Now that the primary is over, the ballot question battles begin. On Question 2 — the proposal to expand the state’s bottle deposit law to cover water and other unfizzy drinks — you’re going to get hit with the best ads the deep-pocketed beverage industry can buy. So far, they’ve
put a whopping $5.4 million into the campaign — more than the casino bigs desperate to stop a repeal of the state’s gambling law. Groups
backing an expanded bottle bill (who have raised a meager $145,000 so far) say they expect the industry to pour in at least $5 million more. Hey, money is no object when it comes to protecting their profits.
They won’t tell you that’s what it’s about, though. No, the companies that make bank selling drinks in petroleum-based plastic will try to convince you they’re as green as spring meadows. Pay no attention to the shareholders behind the curtain: Defeating a law that would keep billions upon billions of plastic bottles out of landfills is all about protecting you and Mother Earth, dear voter.
Truth be told, this bottle bill shouldn’t even be on the ballot.
A recent Globe poll showed 62 percent of voters favor it. And 209 of the state’s 351 cities and towns have passed resolutions supporting it.
On Beacon Hill, it has been supported by at least a hundred legislators, and the governor. The Senate has approved it. But time and again, House speakers
have refused to allow it to the floor for a vote, fearing the wrath of the voters who might think it’s too much like a tax. It’s hard to recall another case where the will of so many people was thwarted so utterly, for so long.
Now beverage and retail lobbyists are emerging from behind the closed doors of Beacon Hill to persuade you to vote “No” on Question 2. They’ve
set up a website that appropriates the green and blue colors of the environmental movement to convince you we’re all on the same yes-to-more-recycling team.
A few inconvenient facts get in their way, however. In Massachusetts, we buy 3.5 billion drinks in on-the-go containers each year. Only a third of those get recycled. The rest — enough to fill Fenway Park — are tossed in the trash, ending up in landfills, where they last close to forever, and cost cities and towns
more than $7 million a year. The vast majority of those are containers that carry no 5-cent deposit, holding sports drinks, water, and other drinks that weren’t around back when the original bottle bill passed more than 30 years ago. We recycle 79 percent of containers that carry deposits. And only 23 percent of those that don’t. Deposits clearly work.
But well-funded opponents argue deposits are an old idea, as if this makes them inherently bad. They say we should do more curbside recycling, rather than encouraging people to bring in empties to collect their deposits.

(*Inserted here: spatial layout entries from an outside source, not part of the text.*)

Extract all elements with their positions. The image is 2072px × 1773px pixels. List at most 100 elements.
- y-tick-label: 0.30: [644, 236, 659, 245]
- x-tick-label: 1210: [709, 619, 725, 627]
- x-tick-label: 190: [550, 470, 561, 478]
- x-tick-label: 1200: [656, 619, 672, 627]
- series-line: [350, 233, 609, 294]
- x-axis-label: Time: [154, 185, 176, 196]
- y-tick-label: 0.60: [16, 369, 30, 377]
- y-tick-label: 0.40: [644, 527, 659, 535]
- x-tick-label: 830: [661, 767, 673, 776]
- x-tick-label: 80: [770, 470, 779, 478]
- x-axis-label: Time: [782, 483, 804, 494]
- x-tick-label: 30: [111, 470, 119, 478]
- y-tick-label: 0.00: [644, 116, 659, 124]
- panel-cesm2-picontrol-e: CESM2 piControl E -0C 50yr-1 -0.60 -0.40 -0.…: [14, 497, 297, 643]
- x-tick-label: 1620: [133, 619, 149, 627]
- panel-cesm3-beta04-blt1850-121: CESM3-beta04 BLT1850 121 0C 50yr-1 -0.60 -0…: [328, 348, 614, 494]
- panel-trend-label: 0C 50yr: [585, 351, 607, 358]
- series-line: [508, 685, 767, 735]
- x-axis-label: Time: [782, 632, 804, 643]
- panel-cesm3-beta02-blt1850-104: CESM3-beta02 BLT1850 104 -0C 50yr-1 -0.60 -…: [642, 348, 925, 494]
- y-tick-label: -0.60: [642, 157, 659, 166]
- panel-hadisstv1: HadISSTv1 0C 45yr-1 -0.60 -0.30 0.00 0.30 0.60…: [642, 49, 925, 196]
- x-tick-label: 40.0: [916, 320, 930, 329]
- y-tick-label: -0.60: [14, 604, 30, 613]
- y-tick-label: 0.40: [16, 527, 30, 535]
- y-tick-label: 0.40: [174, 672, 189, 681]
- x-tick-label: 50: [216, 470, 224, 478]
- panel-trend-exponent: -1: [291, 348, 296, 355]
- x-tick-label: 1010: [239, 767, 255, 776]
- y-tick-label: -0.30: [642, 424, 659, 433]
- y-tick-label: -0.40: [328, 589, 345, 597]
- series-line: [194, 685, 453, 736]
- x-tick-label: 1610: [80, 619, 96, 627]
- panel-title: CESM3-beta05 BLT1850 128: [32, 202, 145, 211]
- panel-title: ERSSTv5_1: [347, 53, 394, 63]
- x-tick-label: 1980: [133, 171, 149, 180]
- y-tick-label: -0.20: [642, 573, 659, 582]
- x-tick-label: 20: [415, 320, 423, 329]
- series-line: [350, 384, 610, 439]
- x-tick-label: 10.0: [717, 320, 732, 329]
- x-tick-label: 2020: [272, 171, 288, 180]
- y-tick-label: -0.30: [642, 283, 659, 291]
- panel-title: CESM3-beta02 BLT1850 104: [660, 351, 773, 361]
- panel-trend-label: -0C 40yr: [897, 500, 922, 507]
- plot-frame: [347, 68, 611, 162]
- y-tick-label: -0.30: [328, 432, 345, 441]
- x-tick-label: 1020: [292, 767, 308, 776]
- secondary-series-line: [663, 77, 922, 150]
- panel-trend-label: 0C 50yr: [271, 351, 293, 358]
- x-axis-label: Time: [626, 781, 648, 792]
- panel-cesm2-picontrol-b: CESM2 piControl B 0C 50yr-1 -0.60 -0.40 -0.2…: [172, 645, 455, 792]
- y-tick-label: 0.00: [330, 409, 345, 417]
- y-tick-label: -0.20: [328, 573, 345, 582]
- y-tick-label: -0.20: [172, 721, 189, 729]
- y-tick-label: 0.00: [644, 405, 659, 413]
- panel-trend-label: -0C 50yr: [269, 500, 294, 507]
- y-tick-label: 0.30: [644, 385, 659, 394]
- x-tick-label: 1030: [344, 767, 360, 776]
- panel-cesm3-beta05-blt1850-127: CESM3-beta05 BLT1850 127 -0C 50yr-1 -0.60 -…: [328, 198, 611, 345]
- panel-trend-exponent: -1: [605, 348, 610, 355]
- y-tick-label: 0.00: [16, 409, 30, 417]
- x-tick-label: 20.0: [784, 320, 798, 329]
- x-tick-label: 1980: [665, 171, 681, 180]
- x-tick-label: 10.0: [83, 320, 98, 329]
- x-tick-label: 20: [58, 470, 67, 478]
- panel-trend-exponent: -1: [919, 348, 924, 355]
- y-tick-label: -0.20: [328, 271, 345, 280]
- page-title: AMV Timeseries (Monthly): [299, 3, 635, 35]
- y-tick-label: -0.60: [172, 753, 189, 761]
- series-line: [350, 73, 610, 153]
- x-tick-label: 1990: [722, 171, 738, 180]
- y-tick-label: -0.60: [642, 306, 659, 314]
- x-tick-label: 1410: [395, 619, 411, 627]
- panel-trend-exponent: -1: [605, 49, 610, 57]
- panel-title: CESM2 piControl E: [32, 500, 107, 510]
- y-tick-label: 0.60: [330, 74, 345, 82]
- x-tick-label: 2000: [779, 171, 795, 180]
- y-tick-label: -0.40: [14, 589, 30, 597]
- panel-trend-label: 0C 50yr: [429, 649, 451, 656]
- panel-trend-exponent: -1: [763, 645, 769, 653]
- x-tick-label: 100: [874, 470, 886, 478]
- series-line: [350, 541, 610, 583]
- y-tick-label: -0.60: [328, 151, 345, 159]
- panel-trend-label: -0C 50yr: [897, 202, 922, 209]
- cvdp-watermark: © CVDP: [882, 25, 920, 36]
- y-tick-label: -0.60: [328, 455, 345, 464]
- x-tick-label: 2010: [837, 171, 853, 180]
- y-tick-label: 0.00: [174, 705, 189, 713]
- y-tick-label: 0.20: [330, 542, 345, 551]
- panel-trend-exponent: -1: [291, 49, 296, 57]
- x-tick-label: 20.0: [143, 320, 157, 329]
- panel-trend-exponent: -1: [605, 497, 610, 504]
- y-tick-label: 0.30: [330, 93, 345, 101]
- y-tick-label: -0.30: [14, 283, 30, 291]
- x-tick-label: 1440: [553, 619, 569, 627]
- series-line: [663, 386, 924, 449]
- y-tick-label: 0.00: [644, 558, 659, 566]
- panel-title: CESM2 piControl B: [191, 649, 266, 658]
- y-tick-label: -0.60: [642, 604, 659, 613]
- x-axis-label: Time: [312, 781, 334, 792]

Why can’t we do both? They say expanding the bill will cost $60 million, though their website doesn’t make it clear who’ll be paying this sum: Consumers will be able to get their deposits back. The beverage companies claim to be worried about consumers, to whom, they say, they’ll have to pass along any extra costs. While it’s truly touching that the same guys who have no problem charging a buck for the exact same water you can get from your faucet for pennies are stricken with concern for their customers’ well-being, reality is not on their side.
The Massachusetts Department of Environmental Protection surveyed drink prices in several New England states
and found no difference between states with expanded bottle deposit laws and those without. The same report found claims by retailers that expanding the bill would deluge them with bottles they couldn’t handle are similarly iffy: Big supermarkets (stores under 3,000 feet would not have to take empties) are capable of accepting many more bottles than they currently do.
The companies making the massive profits from these plastic containers want no responsibility for them once the drinks are drunk. They’d rather that burden be carried by municipalities, and taxpayers.
Now they’ll spend millions to convince you that you want that, too.